Hypervisor Acting up In Tacoma

The Xen Hypervisor is acting up in Tacoma, causing intermittent crashes there.   The watchdog timeout is catching the crash and rebooting the system, so we come back up, and I’m still working on it.

Also, we’ll be moving again, and ironically, back to Arizona, as I’m now in sole control of the colocation contract for that server, and connectivity there is stable.    But it’ll be with brand new hardware on Xen once again.

I’ll update this post as things change.

Update 6:46PM PDT: Okay, I’ve tracked down what is triggering the crash in the hypervisor.   I’m attempting to build new patches with a potential fix applied.   Unscheduled crashing should be over, but I will be using non-prime times to do some testing.

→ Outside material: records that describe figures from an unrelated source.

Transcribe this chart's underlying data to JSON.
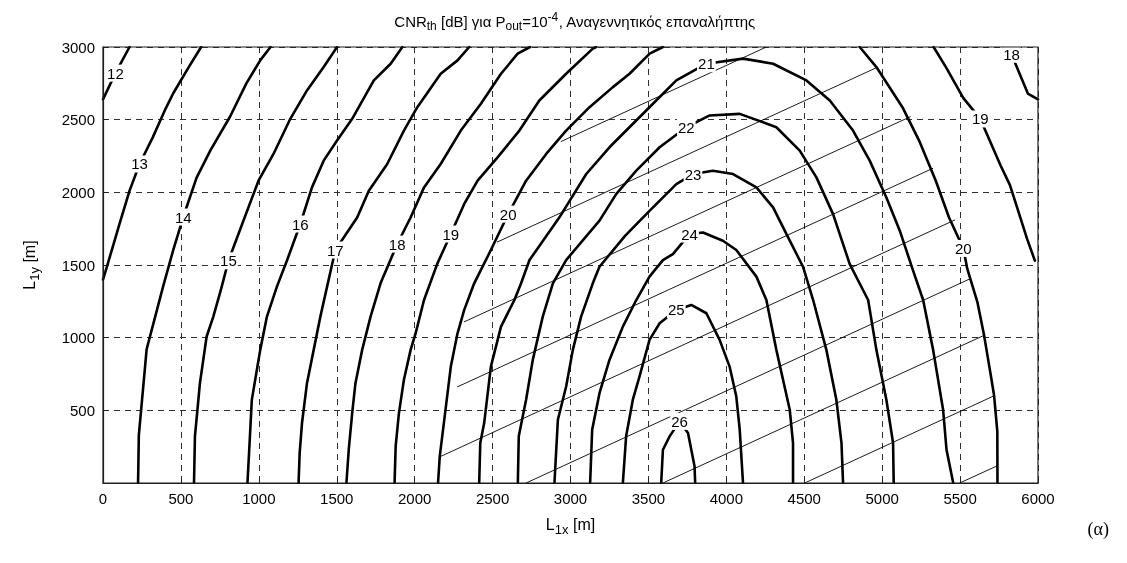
{
  "chart_data": {
    "type": "line",
    "title": "CNR$_{th}$ [dB] για P$_{out}$=10$^{-4}$, Αναγεννητικός επαναλήπτης",
    "xlabel": "L$_{1x}$ [m]",
    "ylabel": "L$_{1y}$ [m]",
    "annotations": [
      "(α)"
    ],
    "xlim": [
      0,
      6000
    ],
    "xticks": [
      0,
      500,
      1000,
      1500,
      2000,
      2500,
      3000,
      3500,
      4000,
      4500,
      5000,
      5500,
      6000
    ],
    "ylim": [
      0,
      3000
    ],
    "yticks": [
      {
        "value": 0,
        "label": null
      },
      500,
      1000,
      1500,
      2000,
      2500,
      3000
    ],
    "grid": true,
    "legend": false,
    "marker": "none",
    "line_style": "solid",
    "series": [
      {
        "name": "12",
        "color": "#000000",
        "x": [
          0,
          80,
          170
        ],
        "values": [
          2640,
          2820,
          3000
        ]
      },
      {
        "name": "13",
        "color": "#000000",
        "x": [
          0,
          20,
          75,
          105,
          170,
          235,
          320,
          395,
          450,
          555,
          630
        ],
        "values": [
          1400,
          1470,
          1670,
          1780,
          2010,
          2195,
          2380,
          2560,
          2680,
          2870,
          3000
        ]
      },
      {
        "name": "14",
        "color": "#000000",
        "x": [
          225,
          230,
          280,
          335,
          385,
          450,
          515,
          600,
          690,
          815,
          920,
          1010,
          1075
        ],
        "values": [
          0,
          330,
          920,
          1145,
          1350,
          1600,
          1830,
          2100,
          2290,
          2520,
          2750,
          2910,
          3000
        ]
      },
      {
        "name": "15",
        "color": "#000000",
        "x": [
          584,
          590,
          622,
          665,
          708,
          762,
          805,
          901,
          998,
          1094,
          1202,
          1309,
          1416,
          1502
        ],
        "values": [
          0,
          320,
          687,
          1008,
          1145,
          1351,
          1529,
          1805,
          2080,
          2264,
          2506,
          2701,
          2862,
          3000
        ]
      },
      {
        "name": "16",
        "color": "#000000",
        "x": [
          927,
          944,
          955,
          1009,
          1052,
          1116,
          1180,
          1266,
          1341,
          1416,
          1502,
          1599,
          1738,
          1846,
          1921
        ],
        "values": [
          0,
          344,
          572,
          916,
          1145,
          1351,
          1529,
          1782,
          2034,
          2218,
          2356,
          2506,
          2770,
          2885,
          3000
        ]
      },
      {
        "name": "17",
        "color": "#000000",
        "x": [
          1255,
          1262,
          1277,
          1309,
          1352,
          1395,
          1438,
          1491,
          1631,
          1706,
          1824,
          1931,
          2017,
          2167,
          2275,
          2350
        ],
        "values": [
          0,
          206,
          412,
          687,
          916,
          1145,
          1351,
          1603,
          1827,
          2011,
          2195,
          2425,
          2586,
          2816,
          2908,
          3000
        ]
      },
      {
        "name": "18",
        "color": "#000000",
        "x": [
          1562,
          1577,
          1599,
          1620,
          1663,
          1717,
          1781,
          1888,
          1974,
          2060,
          2167,
          2296,
          2425,
          2554,
          2661,
          2740
        ],
        "values": [
          0,
          229,
          481,
          687,
          916,
          1145,
          1374,
          1644,
          1827,
          2034,
          2195,
          2425,
          2609,
          2816,
          2954,
          3000
        ]
      },
      {
        "name": "18",
        "color": "#000000",
        "x": [
          5780,
          5830,
          5935,
          6000
        ],
        "values": [
          3000,
          2950,
          2680,
          2640
        ]
      },
      {
        "name": "19",
        "color": "#000000",
        "x": [
          1871,
          1878,
          1899,
          1931,
          1974,
          2006,
          2060,
          2146,
          2232,
          2318,
          2404,
          2532,
          2672,
          2800,
          2972,
          3143,
          3165
        ],
        "values": [
          0,
          252,
          481,
          710,
          916,
          1030,
          1259,
          1511,
          1713,
          1920,
          2080,
          2241,
          2425,
          2632,
          2816,
          2989,
          3000
        ]
      },
      {
        "name": "19",
        "color": "#000000",
        "x": [
          5330,
          5410,
          5520,
          5630,
          5760,
          5820,
          5930,
          5980
        ],
        "values": [
          3000,
          2860,
          2650,
          2505,
          2185,
          2050,
          1680,
          1530
        ]
      },
      {
        "name": "20",
        "color": "#000000",
        "x": [
          2150,
          2161,
          2232,
          2275,
          2318,
          2382,
          2489,
          2600,
          2715,
          2844,
          2972,
          3122,
          3272,
          3379,
          3508,
          3593
        ],
        "values": [
          0,
          183,
          801,
          1030,
          1191,
          1374,
          1603,
          1850,
          2080,
          2264,
          2425,
          2586,
          2724,
          2816,
          2954,
          3000
        ]
      },
      {
        "name": "20",
        "color": "#000000",
        "x": [
          4856,
          4963,
          5130,
          5237,
          5344,
          5429,
          5521,
          5546,
          5611,
          5654,
          5697,
          5718,
          5739,
          5740
        ],
        "values": [
          3000,
          2862,
          2586,
          2356,
          2080,
          1827,
          1614,
          1475,
          1245,
          1016,
          741,
          604,
          354,
          0
        ]
      },
      {
        "name": "21",
        "color": "#000000",
        "x": [
          2414,
          2421,
          2446,
          2489,
          2554,
          2640,
          2683,
          2737,
          2929,
          3101,
          3250,
          3486,
          3679,
          3872,
          4107,
          4300,
          4514,
          4664,
          4813,
          4920,
          5027,
          5113,
          5199,
          5263,
          5327,
          5391,
          5413,
          5456
        ],
        "values": [
          0,
          275,
          412,
          801,
          1076,
          1259,
          1374,
          1534,
          1828,
          2126,
          2310,
          2563,
          2770,
          2885,
          2920,
          2885,
          2770,
          2632,
          2425,
          2218,
          1965,
          1736,
          1460,
          1259,
          916,
          504,
          229,
          0
        ]
      },
      {
        "name": "22",
        "color": "#000000",
        "x": [
          2662,
          2668,
          2715,
          2758,
          2822,
          2887,
          2972,
          3186,
          3293,
          3422,
          3572,
          3743,
          3893,
          4086,
          4321,
          4471,
          4578,
          4685,
          4792,
          4910,
          4963,
          5027,
          5070,
          5074
        ],
        "values": [
          0,
          321,
          573,
          847,
          1145,
          1374,
          1534,
          1805,
          1988,
          2149,
          2310,
          2448,
          2529,
          2540,
          2448,
          2287,
          2103,
          1850,
          1506,
          1259,
          916,
          573,
          275,
          0
        ]
      },
      {
        "name": "23",
        "color": "#000000",
        "x": [
          2897,
          2919,
          2972,
          3015,
          3068,
          3143,
          3186,
          3350,
          3507,
          3679,
          3786,
          3914,
          4043,
          4193,
          4300,
          4386,
          4492,
          4557,
          4642,
          4706,
          4739,
          4749
        ],
        "values": [
          0,
          435,
          664,
          916,
          1145,
          1374,
          1488,
          1700,
          1873,
          2057,
          2126,
          2149,
          2126,
          2034,
          1896,
          1713,
          1488,
          1259,
          916,
          573,
          275,
          0
        ]
      },
      {
        "name": "24",
        "color": "#000000",
        "x": [
          3126,
          3139,
          3186,
          3250,
          3336,
          3422,
          3507,
          3593,
          3657,
          3764,
          3850,
          3978,
          4064,
          4193,
          4257,
          4321,
          4407,
          4428,
          4428
        ],
        "values": [
          0,
          366,
          618,
          847,
          1076,
          1259,
          1420,
          1534,
          1575,
          1713,
          1724,
          1667,
          1603,
          1420,
          1259,
          916,
          504,
          275,
          0
        ]
      },
      {
        "name": "25",
        "color": "#000000",
        "x": [
          3336,
          3357,
          3400,
          3443,
          3507,
          3572,
          3679,
          3775,
          3872,
          3957,
          4021,
          4064,
          4086,
          4107
        ],
        "values": [
          0,
          321,
          573,
          733,
          985,
          1099,
          1191,
          1225,
          1168,
          985,
          801,
          595,
          366,
          0
        ]
      },
      {
        "name": "26",
        "color": "#000000",
        "x": [
          3582,
          3593,
          3636,
          3700,
          3754,
          3796,
          3800
        ],
        "values": [
          0,
          229,
          321,
          424,
          344,
          115,
          0
        ]
      },
      {
        "color": "#000000",
        "x": [
          2940,
          4257
        ],
        "values": [
          2350,
          3000
        ]
      },
      {
        "color": "#000000",
        "x": [
          2530,
          4960
        ],
        "values": [
          1658,
          2856
        ]
      },
      {
        "color": "#000000",
        "x": [
          2318,
          5180
        ],
        "values": [
          1109,
          2520
        ]
      },
      {
        "color": "#000000",
        "x": [
          2275,
          5325
        ],
        "values": [
          662,
          2165
        ]
      },
      {
        "color": "#000000",
        "x": [
          2161,
          5465
        ],
        "values": [
          180,
          1809
        ]
      },
      {
        "color": "#000000",
        "x": [
          2715,
          5566
        ],
        "values": [
          0,
          1406
        ]
      },
      {
        "color": "#000000",
        "x": [
          3593,
          5654
        ],
        "values": [
          0,
          1016
        ]
      },
      {
        "color": "#000000",
        "x": [
          4503,
          5718
        ],
        "values": [
          0,
          600
        ]
      },
      {
        "color": "#000000",
        "x": [
          5498,
          5740
        ],
        "values": [
          0,
          119
        ]
      }
    ]
  }
}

Short Outage at the Phoenix Server

The Phoenix virtualization server stopped responding around 00:28 on Monday, April 9th.   I don’t have a reason, and the hardware self-checkout is only complaining about DRM (Direct Rendering Manager, not Digital Rights Management) checksum failing and three bad sectors on one of the RAID disks.  The DRM thing is Xen related I’m pretty sure, and the bad sectors are normal for a drive like that one.

So, no idea why it went down.

Effect: Podcast downloads for Ask an Atheist were down, and DNS for vis.nu was out of broken after our TTL of one hour expired.  Mail delivery for tonight will be delayed, but we’re well within tolerances for mail delivery.